Using cameras for various needs is not something new. This has been done ages – I recall in early 90s when “machine seeing” was used in a paper process industry to detect and automatically sort out faulted items. What is changing is that we are getting that kind of capabilities into lots of cameras – and extend the basic purpose of webcam (our video feed) to other needs. AI is making that possible and transforms cameras to have more purposes than one. And GPT-4 is going to take a leap forward when it comes to understanding the picture.

GPT-4 opens new doors

GPT-4 has been a good jump forward from GPT-3 (or GPT-3.5) in many ways. For example the amount of parameters in GPT-4 is vastly larger compared to GPT-3 had. But what this has to do with cameras? GPT-4 is going to be multimodal model, which means that it can understand just not text, but also images. This is beyond image recognition – it is going to understand what the picture is about – not just what’s in it. The same contextual understanding we see in GPT-4 with text is happening with images. This can take AI capabilities in cameras way forward when we think how cameras would be used with AI.
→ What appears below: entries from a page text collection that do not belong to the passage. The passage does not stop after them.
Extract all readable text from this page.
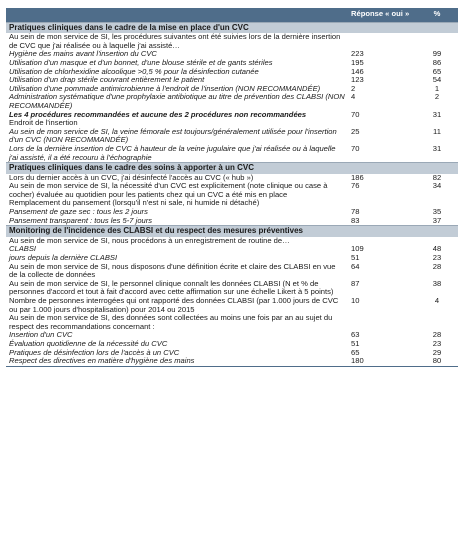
	Réponse « oui »	%
Pratiques cliniques dans le cadre de la mise en place d'un CVC		
Au sein de mon service de SI, les procédures suivantes ont été suivies lors de la dernière insertion de CVC que j'ai réalisée ou à laquelle j'ai assisté…		
Hygiène des mains avant l'insertion du CVC	223	99
Utilisation d'un masque et d'un bonnet, d'une blouse stérile et de gants stériles	195	86
Utilisation de chlorhexidine alcoolique >0,5 % pour la désinfection cutanée	146	65
Utilisation d'un drap stérile couvrant entièrement le patient	123	54
Utilisation d'une pommade antimicrobienne à l'endroit de l'insertion (NON RECOMMANDÉE)	2	1
Administration systématique d'une prophylaxie antibiotique au titre de prévention des CLABSI (NON RECOMMANDÉE)	4	2
Les 4 procédures recommandées et aucune des 2 procédures non recommandées	70	31
Endroit de l'insertion		
Au sein de mon service de SI, la veine fémorale est toujours/généralement utilisée pour l'insertion d'un CVC (NON RECOMMANDÉE)	25	11
Lors de la dernière insertion de CVC à hauteur de la veine jugulaire que j'ai réalisée ou à laquelle j'ai assisté, il a été recouru à l'échographie	70	31
Pratiques cliniques dans le cadre des soins à apporter à un CVC		
Lors du dernier accès à un CVC, j'ai désinfecté l'accès au CVC (« hub »)	186	82
Au sein de mon service de SI, la nécessité d'un CVC est explicitement (note clinique ou case à cocher) évaluée au quotidien pour les patients chez qui un CVC a été mis en place	76	34
Remplacement du pansement (lorsqu'il n'est ni sale, ni humide ni détaché)		
Pansement de gaze sec : tous les 2 jours	78	35
Pansement transparent : tous les 5-7 jours	83	37
Monitoring de l'incidence des CLABSI et du respect des mesures préventives		
Au sein de mon service de SI, nous procédons à un enregistrement de routine de…		
CLABSI	109	48
jours depuis la dernière CLABSI	51	23
Au sein de mon service de SI, nous disposons d'une définition écrite et claire des CLABSI en vue de la collecte de données	64	28
Au sein de mon service de SI, le personnel clinique connaît les données CLABSI (N et % de personnes d'accord et tout à fait d'accord avec cette affirmation sur une échelle Likert à 5 points)	87	38
Nombre de personnes interrogées qui ont rapporté des données CLABSI (par 1.000 jours de CVC ou par 1.000 jours d'hospitalisation) pour 2014 ou 2015	10	4
Au sein de mon service de SI, des données sont collectées au moins une fois par an au sujet du respect des recommandations concernant :		
Insertion d'un CVC	63	28
Évaluation quotidienne de la nécessité du CVC	51	23
Pratiques de désinfection lors de l'accès à un CVC	65	29
Respect des directives en matière d'hygiène des mains	180	80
Think various scenarios where we are using AI enabled cameras today. GPT-4 and what’s coming after that are going to open new doors and paths where we can utilize cameras and the information. In my earlier blog post How AI is Enabling the Metaverse I wrote how AI can speed up materialization of the Metaverse with generative content. Understanding what’s in the physical world and what is relevant for the context could be then generated, by the AI, to virtual worlds. Thus creating and maintaining digital twins – replicating reality to Metaverse. How accurate GPT-4 model really is, and can it do that – it remains to be seen. But there will be GPT-5 – and it is rumored to be here at the end of this year.